Eco (Atlantic) Oil & Gas Ltd., an oil and gas exploration company with licences in the proven oil province of Guyana and the highly prospective basins of Namibia, is pleased to announce, further to its announcement earlier today, that it has completed, subject to TSX Venture Exchange approval, a private placement with strategic partner Africa Oil Corp. ("Africa Oil") and Charlestown Energy Partners LLC ("Charlestown Energy"), a Private Equity firm based in New York, USA, to raise approximately 6.1m CAD (the "Subscription").
Africa Oil has subscribed for 5,945,913 new common shares in Eco at a price of 0.41 CAD per new common share (the "Subscription Price") and will be granted the same number of warrants to acquire common shares at the Subscription Price with a two-year duration. Charlestown Energy has also subscribed for 9,000,000 new common shares at the Subscription Price and will be issued the same number of warrants on equivalent terms. The Subscription by Africa Oil and Charlestown Energy will result in Africa Oil increasing its interest in Eco to 19.99%, and Charlestown Energy increasing its interest to 4.51%, of the issued share capital of Eco as enlarged by the Subscription, in each case before any exercise of warrants.
The 14,945,913 new common shares (the "Subscription Shares") to be issued subject to TSX Venture Exchange approval (expected to be received in the coming days), receipt of funds pursuant to the Subscription and admission of the Subscription Shares to trading on the TSX and on AIM ("Admission"), will represent, in aggregate, approximately 7.5 per cent. of the Company's enlarged issued share capital. On receipt of TSX Venture Exchange approval, application will be made to the London Stock Exchange for the Subscription Shares to be admitted to trading on AIM.
Related Party Transaction
Africa Oil is a substantial shareholder in Eco, holding more than 10% of the Company's issued share capital, and is therefore a related party as defined by the AIM Rules for Companies. Accordingly, the subscription by Africa Oil (the "Africa Oil Subscription") is a related party transaction pursuant to Rule 13 of the AIM Rules for Companies. The independent Directors for the purposes of the Africa Oil Subscription, being the Directors other than Keith Hill, a Director of Africa Oil, having consulted with the Company's nominated adviser, Strand Hanson Limited, consider that the terms of the Africa Oil Subscription are fair and reasonable insofar as Eco's shareholders are concerned.

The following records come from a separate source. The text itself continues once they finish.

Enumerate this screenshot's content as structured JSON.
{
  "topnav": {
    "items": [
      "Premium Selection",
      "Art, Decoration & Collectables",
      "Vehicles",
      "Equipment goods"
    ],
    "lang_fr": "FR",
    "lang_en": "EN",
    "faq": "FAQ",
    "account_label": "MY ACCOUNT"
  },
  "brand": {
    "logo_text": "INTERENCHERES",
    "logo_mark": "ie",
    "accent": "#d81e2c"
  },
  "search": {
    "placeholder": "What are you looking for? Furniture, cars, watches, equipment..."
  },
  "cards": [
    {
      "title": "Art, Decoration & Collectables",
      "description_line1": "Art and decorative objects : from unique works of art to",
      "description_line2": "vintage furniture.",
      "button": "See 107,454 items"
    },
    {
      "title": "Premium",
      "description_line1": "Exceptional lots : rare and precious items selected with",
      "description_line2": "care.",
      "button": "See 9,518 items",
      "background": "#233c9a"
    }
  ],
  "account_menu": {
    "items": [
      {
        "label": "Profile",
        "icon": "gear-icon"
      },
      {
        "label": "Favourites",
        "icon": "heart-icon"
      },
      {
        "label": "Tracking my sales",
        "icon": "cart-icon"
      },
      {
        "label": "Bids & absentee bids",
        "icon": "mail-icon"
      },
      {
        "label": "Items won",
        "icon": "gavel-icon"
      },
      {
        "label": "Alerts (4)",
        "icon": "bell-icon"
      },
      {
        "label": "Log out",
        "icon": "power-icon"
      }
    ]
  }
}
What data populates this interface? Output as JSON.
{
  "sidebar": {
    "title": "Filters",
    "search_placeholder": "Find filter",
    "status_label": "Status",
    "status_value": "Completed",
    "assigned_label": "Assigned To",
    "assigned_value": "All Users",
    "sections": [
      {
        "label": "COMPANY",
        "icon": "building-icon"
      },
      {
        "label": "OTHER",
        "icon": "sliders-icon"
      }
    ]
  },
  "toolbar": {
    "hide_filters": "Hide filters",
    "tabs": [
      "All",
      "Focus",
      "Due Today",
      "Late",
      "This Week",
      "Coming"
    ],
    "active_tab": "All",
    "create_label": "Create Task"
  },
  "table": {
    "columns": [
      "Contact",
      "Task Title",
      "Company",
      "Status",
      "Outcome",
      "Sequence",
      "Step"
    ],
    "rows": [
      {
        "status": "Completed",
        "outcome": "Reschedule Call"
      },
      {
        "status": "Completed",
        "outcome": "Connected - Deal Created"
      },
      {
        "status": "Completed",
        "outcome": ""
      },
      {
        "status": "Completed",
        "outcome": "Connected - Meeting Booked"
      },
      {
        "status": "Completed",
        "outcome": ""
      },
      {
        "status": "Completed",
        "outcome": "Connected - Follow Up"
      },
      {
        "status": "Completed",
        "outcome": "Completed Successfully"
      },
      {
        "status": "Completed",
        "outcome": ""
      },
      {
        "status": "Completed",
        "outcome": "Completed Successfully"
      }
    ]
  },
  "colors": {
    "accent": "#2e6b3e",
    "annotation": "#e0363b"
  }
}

The Africa Oil Subscription is also a "Related Party Transaction" (as such term is defined in Canada in the "Multilateral Instrument 61-101 Protection of Minority Security Holders in Special Transactions" (the "Instrument")) as it relates to the issuance of shares to Africa Oil Corp., an "Insider" of Eco by virtue of its shareholdings. The Company will comply with the Instrument but expects to rely on the exemptions available in Sections 5.5 and 5.7 of the Instrument as they relate to the Subscription.
Gil Holzman, Co-Founder and Chief Executive Officer of Eco Atlantic, commented:
"Our strategic partners at Africa Oil are further increasing their shareholding through the placement, and we welcome the investment from Charlestown Energy Partners which provides Eco with additional funds for the JHI transaction and enables the second well on Canje Block, Sapote-1, and preserves enough cash for the drilling in our Orinduik Block. Eco and Africa Oil are committed to jointly seek, analyse and fund exploration opportunities, and Eco greatly appreciates their technical contribution and capital support as we move forward."